The voices grew louder and closer.
She held her breath.
The door handle rattled.
Sienna scrambled backward, hitting the wall behind her. Her eyes filled with tears, her chest tight with terror.
The footsteps stopped right outside her door.
A shadow moved underneath the crack.
The door swung open fully, and instead of one figure, two masked men stepped into the room.
Sienna’s breath caught in her throat.
“P-please, please don’t.” she whispered, her voice trembling so much it barely came out.
The men didn’t reply. They didn’t even hesitate.
One of them reached for her arm and loosed the cables.
“No!” she screamed, scrambling backward even though her legs were still tied. “Help! Somebody please help me!”
Her voice echoed through the hall, but no one answered. No footsteps came. No door opened. Nothing.
Her body shook so badly she could hardly breathe.

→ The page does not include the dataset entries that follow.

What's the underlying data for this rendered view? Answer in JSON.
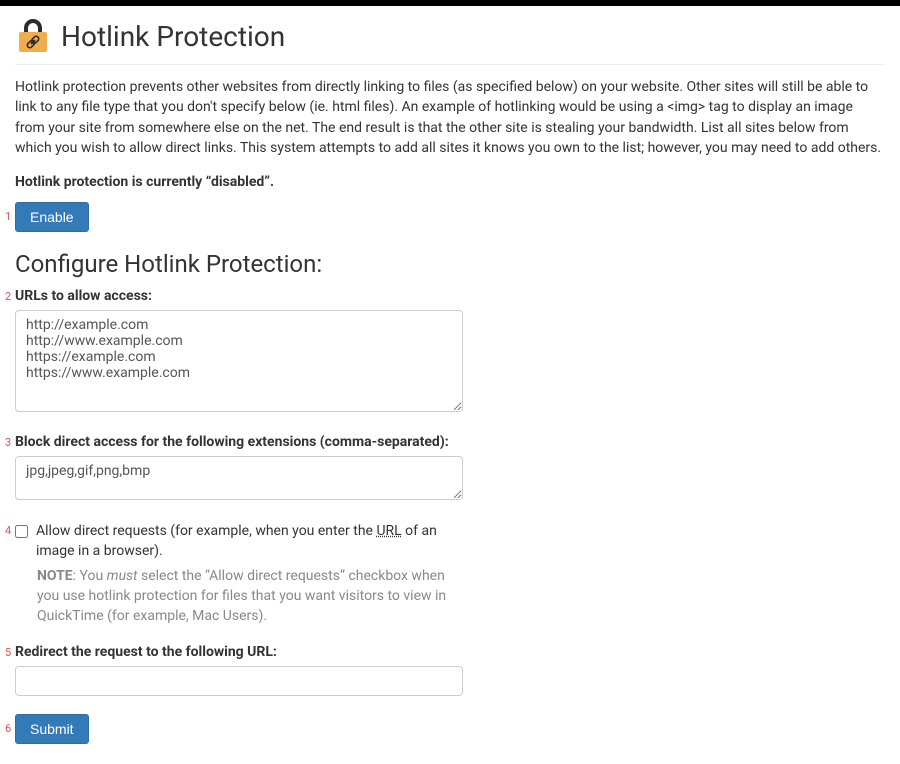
{
  "header": {
    "title": "Hotlink Protection",
    "icon_name": "lock-link-icon"
  },
  "description": "Hotlink protection prevents other websites from directly linking to files (as specified below) on your website. Other sites will still be able to link to any file type that you don't specify below (ie. html files). An example of hotlinking would be using a <img> tag to display an image from your site from somewhere else on the net. The end result is that the other site is stealing your bandwidth. List all sites below from which you wish to allow direct links. This system attempts to add all sites it knows you own to the list; however, you may need to add others.",
  "status": {
    "prefix": "Hotlink protection is currently ",
    "value": "“disabled”",
    "suffix": "."
  },
  "enable_button": "Enable",
  "section_title": "Configure Hotlink Protection:",
  "urls": {
    "label": "URLs to allow access:",
    "value": "http://example.com\nhttp://www.example.com\nhttps://example.com\nhttps://www.example.com"
  },
  "extensions": {
    "label": "Block direct access for the following extensions (comma-separated):",
    "value": "jpg,jpeg,gif,png,bmp"
  },
  "allow_direct": {
    "label_pre": "Allow direct requests (for example, when you enter the ",
    "label_abbr": "URL",
    "label_post": " of an image in a browser).",
    "note_label": "NOTE",
    "note_sep": ": You ",
    "note_emph": "must",
    "note_rest": " select the “Allow direct requests” checkbox when you use hotlink protection for files that you want visitors to view in QuickTime (for example, Mac Users)."
  },
  "redirect": {
    "label": "Redirect the request to the following URL:",
    "value": ""
  },
  "submit_button": "Submit",
  "markers": {
    "m1": "1",
    "m2": "2",
    "m3": "3",
    "m4": "4",
    "m5": "5",
    "m6": "6"
  }
}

The taller man grabbed her under the arms. The other grabbed her feet and removed the cables.
“Stop! Let me go!” she cried, twisting her body, tears running down her face.“Please! I didn’t do anything!”
Her struggle didn’t matter.
The men didn’t speak a word.They didn’t look at her face. They didn’t slow down.

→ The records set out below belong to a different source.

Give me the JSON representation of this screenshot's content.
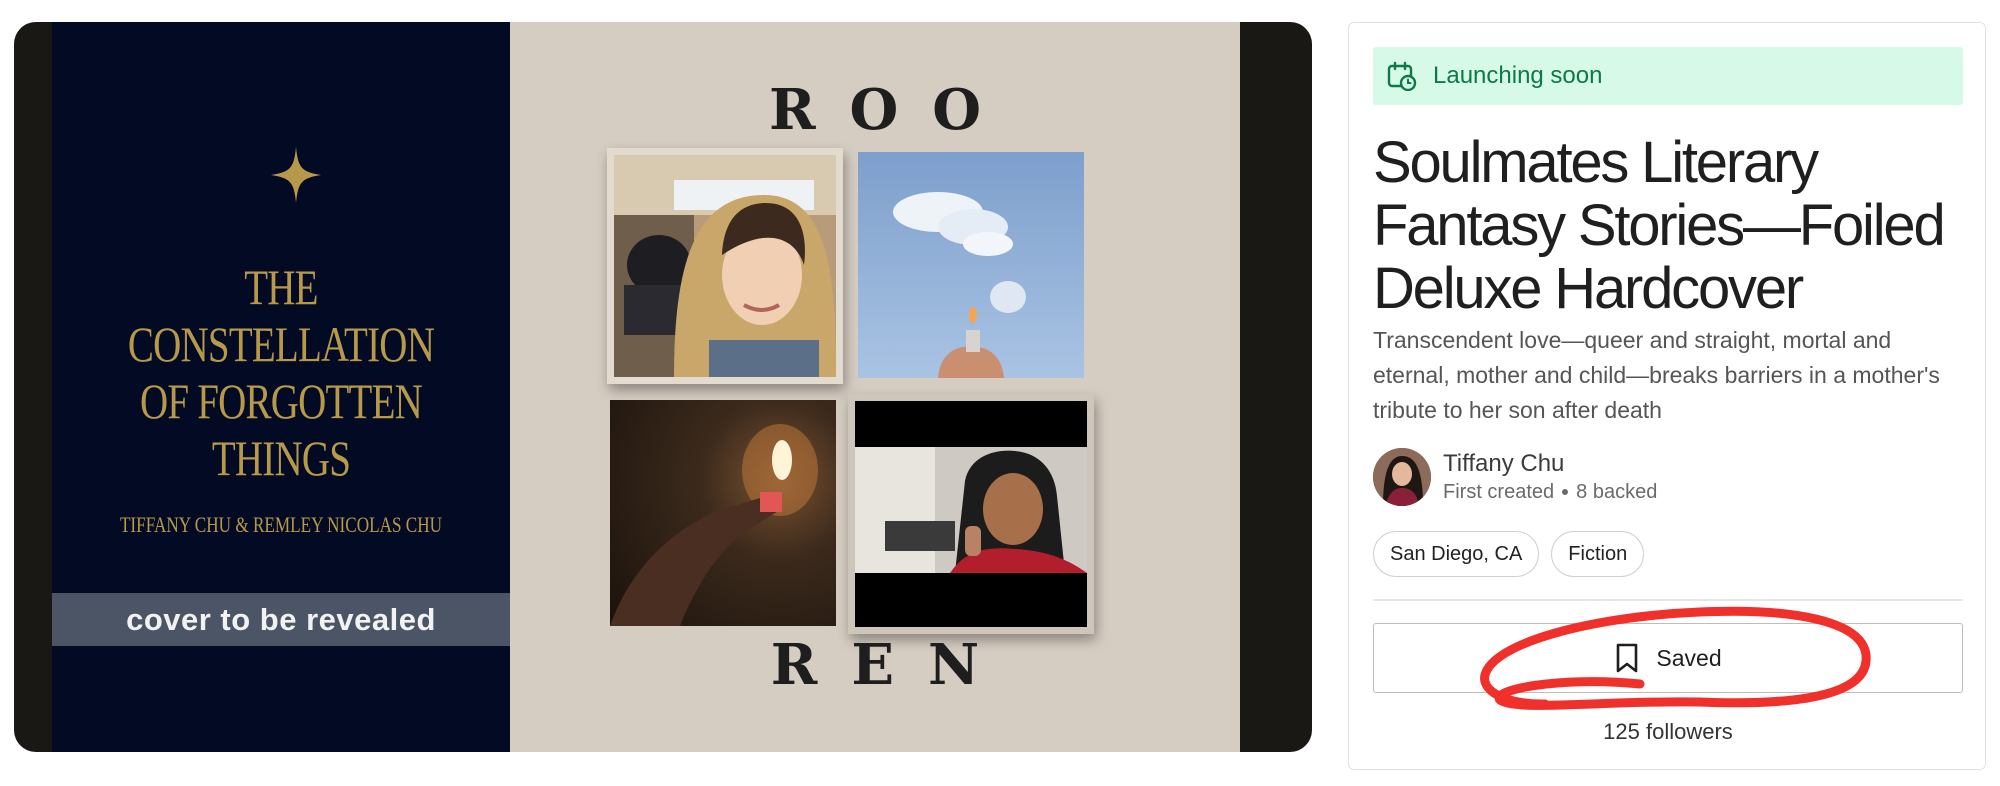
{
  "hero": {
    "cover": {
      "title": "THE\nCONSTELLATION\nOF FORGOTTEN\nTHINGS",
      "authors": "TIFFANY CHU & REMLEY NICOLAS CHU",
      "banner": "cover to be revealed"
    },
    "collage": {
      "top_word": "ROO",
      "bottom_word": "REN"
    }
  },
  "project": {
    "status_badge": "Launching soon",
    "title": "Soulmates Literary Fantasy Stories—Foiled Deluxe Hardcover",
    "blurb": "Transcendent love—queer and straight, mortal and eternal, mother and child—breaks barriers in a mother's tribute to her son after death",
    "creator": {
      "name": "Tiffany Chu",
      "status": "First created",
      "backed": "8 backed"
    },
    "tags": [
      "San Diego, CA",
      "Fiction"
    ],
    "save_label": "Saved",
    "followers": "125 followers"
  },
  "colors": {
    "badge_bg": "#d7fae8",
    "badge_text": "#0b7a48",
    "cover_bg": "#030b24",
    "cover_gold": "#b8994a",
    "annotation_red": "#f0312b"
  },
  "icons": {
    "badge": "calendar-clock-icon",
    "save": "bookmark-icon",
    "cover": "four-point-star-icon"
  }
}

They just tightened their grip.
Sienna screamed again, louder this time, her throat burning. “Help!”
But the men only pulled harder.
Her back dragged along the rough floor as they carried her out of the room, her shoulders hitting the door frame on the way out. Pain shot through her body.
Her heart pounded so violently she thought she might faint again.
Where are they taking me? What do they want? Is someone going to kill me?
The hallway outside was narrow and dark. The air smelled like dust and metal. She tried to dig her heels into the floor to stop them, but her tied legs only scraped uselessly.
“Please” she sobbed. “Please don’t hurt me.”
Still no answer. No reaction.
Just cold silence and rough hands dragging her toward something she couldn’t see.
Something she didn’t want to know.
Her mind spun with panic, her chest aching, her breaths sharp and fast.
“Oh! Someone help me.Please.
Dante! Luca! Anyone!”
The two men turned a corner with her still thrashing in their grip.
And then she saw a bright room at the end of the hall.
A shadow moving inside.
Someone was waiting. Probably someone was here to save her.
The men carried her straight toward it.
Her screams filled the entire corridor.